Pour Michel qui est enseignant, la situation dans les salles de classes n’échappent malheureusement pas à la pression de la conjoncture. Avec les détonations à répétition, la concentration n’est pas au rendez-vous. « J’enseigne dans deux écoles, et dans les deux cas, les présences sont assez irrégulières. De plus, j’ai constaté une absence de concentration et un sentiment de frustration parmi les élèves, surtout chez ceux qui auront à subir les examens d’État », explique Michel qui est également étudiant à Tabarre, ville touchée, elle aussi, par la violence des gangs armés.
Indiana, elle, n’est plus professeure particulière, une des nombreuses conséquences de cette crise de sécurité. « Je ne donne plus de cours particuliers parce que les enfants ont laissé le pays à cause de l’insécurité. Leurs parents ont dû partir pour deux ans, mais je sais qu’ils ne reviendront pas », se dit-elle.
« Les écoles qui recommencent à fonctionner demandent aux élèves de venir en cours sans uniforme, et pour essayer de combler les jours perdus, rajoutent des heures de cours et fonctionnent également le samedi », a fait savoir Indiana.
Une reprise encore au ralenti
« Dans mon quartier, je compte cinq institutions scolaires. Aucune d’elle n’était ouverte avant ce mois de janvier. Cette semaine, trois d’entre elles ont rouvert leurs portes », explique Lormina de la Croix-des-Bouquets, elle qui essaye tant bien que mal de boucler ses études en Génie Industriel. Pour Beaulière qui est directeur d’une école professionnelle à Santo, les affaires sont paralysées. « Après les affrontements de gangs rivaux en avril 2022, l’école a dû fermer ses portes. Nous avions tenté de reprendre au cours du mois de juillet, mais la crise sociopolitique nous a contraints à annuler la reprise. Nous espérons reprendre au début du mois de février à venir », a-t-il confié à la rédaction du journal Le Quotidien News.
Mise à part l’insécurité et la peur qui l’accompagne, la crise économique elle non plus n’épargne pas les parents, et contraint beaucoup d’enfants à rester à la maison, ou à se replier dans les villes de province, celles dont l’accès est encore possible. « Sincèrement, en tant que professeur, je crains que la qualité de l’enseignement soit à son plus bas cette année. D’une part, la plupart des professeurs ont arrêté, soit par crainte de l’insécurité ou parce qu’ils ont laissé le pays ; et d’autre part, certains parents peinent à avoir de quoi régler les frais de scolarité, et des enfants sont sur le point de perdre le peu que cette année scolaire a à leur offrir », s’indigne le professeur Michel.
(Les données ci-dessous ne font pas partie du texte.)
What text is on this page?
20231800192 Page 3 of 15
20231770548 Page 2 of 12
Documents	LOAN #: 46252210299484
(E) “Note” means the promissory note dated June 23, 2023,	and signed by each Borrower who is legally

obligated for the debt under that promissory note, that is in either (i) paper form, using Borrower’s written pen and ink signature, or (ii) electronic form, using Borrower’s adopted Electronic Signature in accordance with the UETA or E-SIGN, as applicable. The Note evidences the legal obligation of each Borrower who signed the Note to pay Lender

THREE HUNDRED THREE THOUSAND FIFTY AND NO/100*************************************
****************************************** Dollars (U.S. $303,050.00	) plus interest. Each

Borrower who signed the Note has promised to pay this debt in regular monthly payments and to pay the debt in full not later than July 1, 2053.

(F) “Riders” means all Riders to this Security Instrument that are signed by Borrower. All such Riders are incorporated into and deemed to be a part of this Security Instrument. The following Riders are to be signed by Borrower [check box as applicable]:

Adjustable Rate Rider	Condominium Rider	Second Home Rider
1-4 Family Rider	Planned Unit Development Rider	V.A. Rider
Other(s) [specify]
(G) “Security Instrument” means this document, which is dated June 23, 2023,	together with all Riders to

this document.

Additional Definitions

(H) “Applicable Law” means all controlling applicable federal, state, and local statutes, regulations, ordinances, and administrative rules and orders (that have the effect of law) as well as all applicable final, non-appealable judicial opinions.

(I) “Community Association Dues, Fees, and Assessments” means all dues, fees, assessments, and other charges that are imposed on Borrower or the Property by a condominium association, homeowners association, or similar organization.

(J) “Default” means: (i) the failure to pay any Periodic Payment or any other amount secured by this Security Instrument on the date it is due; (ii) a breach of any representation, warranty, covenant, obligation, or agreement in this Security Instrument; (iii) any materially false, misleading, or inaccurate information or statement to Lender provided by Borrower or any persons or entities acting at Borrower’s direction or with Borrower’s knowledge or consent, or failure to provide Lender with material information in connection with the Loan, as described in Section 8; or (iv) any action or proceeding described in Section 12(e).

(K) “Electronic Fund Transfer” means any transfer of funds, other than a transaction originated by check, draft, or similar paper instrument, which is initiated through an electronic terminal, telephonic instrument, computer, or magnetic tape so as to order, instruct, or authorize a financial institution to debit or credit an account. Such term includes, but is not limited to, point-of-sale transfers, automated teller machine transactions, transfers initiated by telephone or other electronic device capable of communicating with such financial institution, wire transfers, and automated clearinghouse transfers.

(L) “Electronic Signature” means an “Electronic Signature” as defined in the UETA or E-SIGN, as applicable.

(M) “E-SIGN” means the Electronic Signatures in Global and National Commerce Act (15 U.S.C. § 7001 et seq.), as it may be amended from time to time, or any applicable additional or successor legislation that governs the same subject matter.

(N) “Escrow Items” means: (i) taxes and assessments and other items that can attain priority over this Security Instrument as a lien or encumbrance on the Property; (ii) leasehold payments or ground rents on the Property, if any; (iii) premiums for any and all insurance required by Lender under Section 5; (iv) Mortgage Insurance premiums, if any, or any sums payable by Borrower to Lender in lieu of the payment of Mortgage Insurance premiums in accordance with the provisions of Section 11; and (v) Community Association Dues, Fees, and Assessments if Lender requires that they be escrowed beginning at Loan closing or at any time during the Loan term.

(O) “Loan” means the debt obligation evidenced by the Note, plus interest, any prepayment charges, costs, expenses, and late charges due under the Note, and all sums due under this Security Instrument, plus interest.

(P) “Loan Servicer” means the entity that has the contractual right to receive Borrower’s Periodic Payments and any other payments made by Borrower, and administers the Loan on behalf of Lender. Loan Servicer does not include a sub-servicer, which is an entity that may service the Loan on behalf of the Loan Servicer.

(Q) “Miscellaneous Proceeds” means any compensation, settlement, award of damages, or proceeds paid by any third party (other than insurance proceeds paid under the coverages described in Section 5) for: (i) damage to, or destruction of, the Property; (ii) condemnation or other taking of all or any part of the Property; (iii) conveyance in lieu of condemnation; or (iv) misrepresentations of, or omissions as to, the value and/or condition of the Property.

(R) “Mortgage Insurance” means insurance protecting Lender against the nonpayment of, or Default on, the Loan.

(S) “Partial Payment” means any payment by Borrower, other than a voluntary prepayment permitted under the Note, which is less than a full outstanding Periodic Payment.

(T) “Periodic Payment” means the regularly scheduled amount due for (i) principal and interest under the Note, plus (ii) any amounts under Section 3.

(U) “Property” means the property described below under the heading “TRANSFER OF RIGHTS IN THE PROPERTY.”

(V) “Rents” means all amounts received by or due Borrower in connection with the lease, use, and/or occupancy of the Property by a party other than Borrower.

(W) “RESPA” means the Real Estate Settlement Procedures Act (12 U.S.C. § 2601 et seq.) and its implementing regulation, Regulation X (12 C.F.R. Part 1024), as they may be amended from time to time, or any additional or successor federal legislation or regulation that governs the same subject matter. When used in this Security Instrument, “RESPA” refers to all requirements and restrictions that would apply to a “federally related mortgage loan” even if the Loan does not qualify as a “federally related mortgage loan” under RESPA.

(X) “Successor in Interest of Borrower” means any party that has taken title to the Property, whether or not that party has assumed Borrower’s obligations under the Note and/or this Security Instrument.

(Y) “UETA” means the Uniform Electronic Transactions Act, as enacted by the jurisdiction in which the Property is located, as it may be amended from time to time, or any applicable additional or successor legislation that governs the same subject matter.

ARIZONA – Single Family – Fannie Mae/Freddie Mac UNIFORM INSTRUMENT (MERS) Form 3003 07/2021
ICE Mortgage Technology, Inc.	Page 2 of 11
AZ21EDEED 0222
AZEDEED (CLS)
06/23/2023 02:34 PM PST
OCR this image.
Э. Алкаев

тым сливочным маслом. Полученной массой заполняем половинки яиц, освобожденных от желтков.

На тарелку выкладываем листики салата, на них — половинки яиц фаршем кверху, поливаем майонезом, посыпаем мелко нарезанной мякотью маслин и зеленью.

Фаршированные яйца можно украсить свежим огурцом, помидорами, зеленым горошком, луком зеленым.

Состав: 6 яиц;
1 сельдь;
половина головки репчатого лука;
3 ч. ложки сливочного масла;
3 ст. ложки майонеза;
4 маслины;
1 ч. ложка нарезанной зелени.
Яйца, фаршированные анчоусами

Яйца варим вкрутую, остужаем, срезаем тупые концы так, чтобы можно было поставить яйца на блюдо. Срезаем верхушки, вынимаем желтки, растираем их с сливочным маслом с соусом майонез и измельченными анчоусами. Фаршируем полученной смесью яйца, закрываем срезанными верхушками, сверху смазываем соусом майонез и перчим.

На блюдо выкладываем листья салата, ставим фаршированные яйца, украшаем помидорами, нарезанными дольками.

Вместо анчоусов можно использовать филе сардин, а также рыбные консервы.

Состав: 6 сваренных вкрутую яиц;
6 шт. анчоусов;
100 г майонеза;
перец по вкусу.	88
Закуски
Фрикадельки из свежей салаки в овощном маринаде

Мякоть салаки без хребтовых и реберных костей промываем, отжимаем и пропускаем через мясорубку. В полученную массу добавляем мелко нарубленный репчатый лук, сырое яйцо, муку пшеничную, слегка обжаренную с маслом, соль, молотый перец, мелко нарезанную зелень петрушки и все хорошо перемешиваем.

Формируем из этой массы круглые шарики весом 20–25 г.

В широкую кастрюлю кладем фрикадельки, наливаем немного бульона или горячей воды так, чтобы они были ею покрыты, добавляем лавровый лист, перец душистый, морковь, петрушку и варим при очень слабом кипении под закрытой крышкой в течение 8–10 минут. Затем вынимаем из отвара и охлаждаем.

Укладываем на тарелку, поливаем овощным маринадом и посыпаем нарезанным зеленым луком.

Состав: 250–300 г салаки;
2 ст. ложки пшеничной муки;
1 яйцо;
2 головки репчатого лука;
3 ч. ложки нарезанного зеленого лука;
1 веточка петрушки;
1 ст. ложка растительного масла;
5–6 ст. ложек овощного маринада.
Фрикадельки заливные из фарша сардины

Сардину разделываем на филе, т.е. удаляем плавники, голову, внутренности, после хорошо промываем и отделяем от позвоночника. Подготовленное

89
De son côté, le Gouvernement ne se lasse pas de promettre, et entend faire de l’éducation une priorité. « En dépit des faibles moyens de l’État, mon Gouvernement a veillé à ajuster les salaires des enseignants du secteur public au cours de l’exercice fiscal passé. Au-delà des grands dossiers qui interpellent la nation pour l’année 2023, il est indispensable que l’éducation soit au centre des grands projets de développement du pays », a déclaré dans un Tweet le Premier Ministre Ariel Henry au matin du 9 janvier.